Numpy real_if_close – If the input is complex with all imaginary parts close to zero, return real parts

Numpy real_if_close

In this article, we implement the NumPy real_if_close function of the NumPy package in python. Numpy consists of functions that can be utilized to perform operations on an array, numpy real_if_close returns the real part of a complex imaginary input. Below understand the syntax of NumPy real_if_close and implements a few of its examples.

What is NumPy real_if_close?

If the input is complex with all imaginary parts close to zero, we use numpy.real_if_close to return real parts of the input. “Close to zero” is defined as tol*(machine epsilon of the type for a). The return type is float if a has complex elements where a is the input array.

Note: Machine epsilons represent the smallest positive float value greater than zero.

Syntax

np.real_if_close(a, tol=)

Parameters

ParameterDescriptionRequired/Optional
ainput arrayRequired
toltolerance in machine epsilons for the complex part of the input array elementsRequired
Numpy real_if_close parameters

Return Value: If the input array has complex elements real_if_close() returns a float value.

Examples of NumPy real_if_close

Start by importing numpy

import numpy as np
arr = np.array([2.1 + 4e-14j, 5.2 + 3e-15j,10.4 + 10e-14j,15.5 + 15e-15j])

Displaying the details of the array

print("Input Array: \n",arr)
print("\nDimensions of input array: \n",arr.ndim)
print("\nDatatype of input array: \n",arr.dtype)
print("\nShape of input array: \n",arr.shape)

Output :

Input Array:
 [ 2.1+4.0e-14j  5.2+3.0e-15j 10.4+1.0e-13j 15.5+1.5e-14j]

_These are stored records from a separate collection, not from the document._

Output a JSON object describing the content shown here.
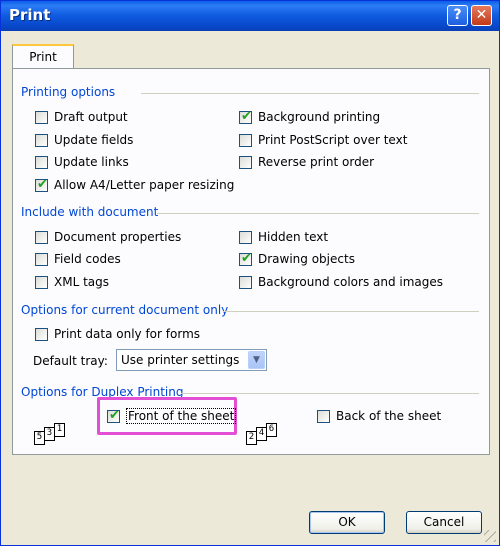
{
  "window": {
    "title": "Print",
    "help_glyph": "?",
    "close_glyph": "✕"
  },
  "tabs": [
    {
      "label": "Print"
    }
  ],
  "groups": {
    "printing_options": {
      "title": "Printing options",
      "items": [
        {
          "label": "Draft output",
          "checked": false
        },
        {
          "label": "Update fields",
          "checked": false
        },
        {
          "label": "Update links",
          "checked": false
        },
        {
          "label": "Allow A4/Letter paper resizing",
          "checked": true
        },
        {
          "label": "Background printing",
          "checked": true
        },
        {
          "label": "Print PostScript over text",
          "checked": false
        },
        {
          "label": "Reverse print order",
          "checked": false
        }
      ]
    },
    "include": {
      "title": "Include with document",
      "items": [
        {
          "label": "Document properties",
          "checked": false
        },
        {
          "label": "Field codes",
          "checked": false
        },
        {
          "label": "XML tags",
          "checked": false
        },
        {
          "label": "Hidden text",
          "checked": false
        },
        {
          "label": "Drawing objects",
          "checked": true
        },
        {
          "label": "Background colors and images",
          "checked": false
        }
      ]
    },
    "current_doc": {
      "title": "Options for current document only",
      "print_data_only": {
        "label": "Print data only for forms",
        "checked": false
      },
      "default_tray_label": "Default tray:",
      "default_tray_value": "Use printer settings"
    },
    "duplex": {
      "title": "Options for Duplex Printing",
      "front": {
        "label": "Front of the sheet",
        "checked": true
      },
      "back": {
        "label": "Back of the sheet",
        "checked": false
      },
      "front_pages": [
        "5",
        "3",
        "1"
      ],
      "back_pages": [
        "2",
        "4",
        "6"
      ]
    }
  },
  "buttons": {
    "ok": "OK",
    "cancel": "Cancel"
  },
  "colors": {
    "highlight": "#e34fd4",
    "group_title": "#0046d5",
    "title_bar": "#0a5ee6"
  },
  "icons": {
    "check": "check-icon",
    "dropdown": "chevron-down-icon"
  }
}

Dimensions of input array:
 1

Datatype of input array:
 complex128

Shape of input array:
 (4,)

Example 1: Sample testing of numpy real_if_close

print("\n Result: \n",np.real_if_close(arr, tol = 1000))

Here, the output will contain all the real parts of the elements of the array arr since all the imaginary parts are too small.

Output :

Result: 
[ 2.1 5.2 10.4 15.5]

Example 2: When the imaginary numbers are not close to zero.

import numpy as np

arr = np.array([1+5j,3-6j])

# Displaying teh deatils of array
print("Input Array: \n",arr)

print("\nDimensions of input array: \n",arr.ndim)
print("\nDatatype of  input array: \n",arr.dtype)
print("\nShape of input array: \n",arr.shape)

# implementing numpy.real_if_close in Python
print("\nResult...\n",np.real_if_close(arr, tol = 1000))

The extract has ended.